REview: Glass Onion (2022) | In Rian Johnson We Trust?

I don’t know where the Rian Johnson went who directed Brick (2005) and Looper (2012), but I don’t recognize the Rian Johnson who directed Star Wars: Episode VIII – The Last Jedi (2017) and Knives Out (2019)

By my reckoning the latter movies don’t respect either Star Wars or the works of Agatha Christie, which really irks me.

And I didn’t expect anything different from Glass Onion, a movie that revolves around Benoit Blanc (Daniel Craig), the detective from Knives Out, solving a new mystery.

Which is why I’m surprised as anyone else that I really enjoyed it, perhaps because Rian Johnson treats it differently than he did Knives Out, which was taken quite seriously.

And when Johnson tries to out-Christie Agatha Christie, a fight not worth engaging in because it’s unwinnable, Glass Onion plays more like a comedy with political overtones.

Rian Johnson as a writer is not exactly subtle, and Edward Norton’s Miles Bron is a toxic mixture of Mark Zuckerberg (his rise to power as well as Alpha, which is essentially Facebook) and Elon Musk (because Bron is also fairly stupid as well as crazy rich), just as Duke Cody (Dave Bautista) is essentially every male Youtube influencer, though he strikes me as very Andrew Tate-adjacent.

Benoit Blanc (Craig) manages to receive an invitation to a murder mystery party by Miles Bron (Norton), where eventually there’ll be a very real murder – in the context of the movie – to investigate.

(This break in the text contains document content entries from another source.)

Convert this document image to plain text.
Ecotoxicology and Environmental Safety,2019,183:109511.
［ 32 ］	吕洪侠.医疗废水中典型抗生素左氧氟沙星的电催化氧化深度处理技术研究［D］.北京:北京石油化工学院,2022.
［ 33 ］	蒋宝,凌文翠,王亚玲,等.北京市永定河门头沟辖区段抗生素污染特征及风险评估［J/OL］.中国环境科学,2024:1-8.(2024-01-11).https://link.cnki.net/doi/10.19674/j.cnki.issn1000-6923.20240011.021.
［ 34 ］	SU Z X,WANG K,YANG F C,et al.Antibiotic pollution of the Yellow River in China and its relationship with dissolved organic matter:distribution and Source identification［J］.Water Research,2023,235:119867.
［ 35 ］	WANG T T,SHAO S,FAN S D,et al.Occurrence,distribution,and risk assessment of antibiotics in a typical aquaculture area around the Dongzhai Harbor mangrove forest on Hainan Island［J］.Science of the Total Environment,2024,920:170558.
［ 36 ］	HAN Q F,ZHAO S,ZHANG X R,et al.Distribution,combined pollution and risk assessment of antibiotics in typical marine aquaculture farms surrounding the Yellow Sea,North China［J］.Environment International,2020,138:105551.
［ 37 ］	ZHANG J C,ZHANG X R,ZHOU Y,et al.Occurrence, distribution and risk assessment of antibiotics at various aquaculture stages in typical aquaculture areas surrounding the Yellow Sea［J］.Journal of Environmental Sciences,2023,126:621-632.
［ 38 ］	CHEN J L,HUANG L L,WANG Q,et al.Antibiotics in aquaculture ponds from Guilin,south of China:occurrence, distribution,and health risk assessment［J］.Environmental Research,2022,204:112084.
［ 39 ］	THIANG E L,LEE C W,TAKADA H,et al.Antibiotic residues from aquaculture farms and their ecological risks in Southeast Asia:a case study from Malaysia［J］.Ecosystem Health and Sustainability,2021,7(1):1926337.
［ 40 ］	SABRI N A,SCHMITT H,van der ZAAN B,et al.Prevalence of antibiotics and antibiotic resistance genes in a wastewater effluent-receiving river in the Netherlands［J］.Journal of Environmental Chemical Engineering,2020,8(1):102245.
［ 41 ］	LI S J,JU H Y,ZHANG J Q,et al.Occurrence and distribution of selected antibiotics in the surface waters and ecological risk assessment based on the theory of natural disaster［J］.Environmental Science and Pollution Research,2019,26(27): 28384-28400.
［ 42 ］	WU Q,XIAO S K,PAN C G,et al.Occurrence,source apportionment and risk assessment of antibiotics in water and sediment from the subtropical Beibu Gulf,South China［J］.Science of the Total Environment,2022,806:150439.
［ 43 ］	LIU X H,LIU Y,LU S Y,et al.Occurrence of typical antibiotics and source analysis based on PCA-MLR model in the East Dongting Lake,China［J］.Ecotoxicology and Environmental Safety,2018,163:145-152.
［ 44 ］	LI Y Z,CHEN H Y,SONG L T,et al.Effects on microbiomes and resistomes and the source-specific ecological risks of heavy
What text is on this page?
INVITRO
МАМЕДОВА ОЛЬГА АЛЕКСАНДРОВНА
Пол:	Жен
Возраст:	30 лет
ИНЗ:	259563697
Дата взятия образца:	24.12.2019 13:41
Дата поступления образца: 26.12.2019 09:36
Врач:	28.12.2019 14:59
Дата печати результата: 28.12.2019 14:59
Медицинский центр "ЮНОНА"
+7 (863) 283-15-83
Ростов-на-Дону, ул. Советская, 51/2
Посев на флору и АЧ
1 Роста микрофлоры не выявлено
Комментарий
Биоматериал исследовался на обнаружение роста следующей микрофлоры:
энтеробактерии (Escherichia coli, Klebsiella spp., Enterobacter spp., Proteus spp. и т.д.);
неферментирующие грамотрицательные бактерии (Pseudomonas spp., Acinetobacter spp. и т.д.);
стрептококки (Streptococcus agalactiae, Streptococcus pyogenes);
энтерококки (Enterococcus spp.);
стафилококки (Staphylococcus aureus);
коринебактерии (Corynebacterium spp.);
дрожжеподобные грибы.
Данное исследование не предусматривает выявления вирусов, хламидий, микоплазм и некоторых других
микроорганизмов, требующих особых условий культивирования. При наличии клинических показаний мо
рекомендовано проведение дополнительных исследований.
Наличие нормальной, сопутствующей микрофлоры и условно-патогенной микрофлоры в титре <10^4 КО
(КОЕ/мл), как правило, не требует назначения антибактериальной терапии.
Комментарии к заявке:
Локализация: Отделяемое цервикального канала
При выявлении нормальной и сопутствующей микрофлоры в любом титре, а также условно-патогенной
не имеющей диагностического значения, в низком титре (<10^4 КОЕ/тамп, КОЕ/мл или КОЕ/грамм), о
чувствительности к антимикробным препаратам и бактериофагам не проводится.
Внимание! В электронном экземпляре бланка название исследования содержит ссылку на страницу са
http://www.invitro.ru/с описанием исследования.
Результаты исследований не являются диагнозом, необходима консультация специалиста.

Though the mystery isn’t particularly difficult – the person who isn’t physically threatened? That’s the murderer – though the mystery isn’t the point, it’s the dynamics between the characters and the way they interact with each other.

And I really enjoyed it.

Am I still leery of Rian Johnson projects?

Yep, though I’m curious enough about the next adventure of Benoit Blanc that I’m willing to take another chance.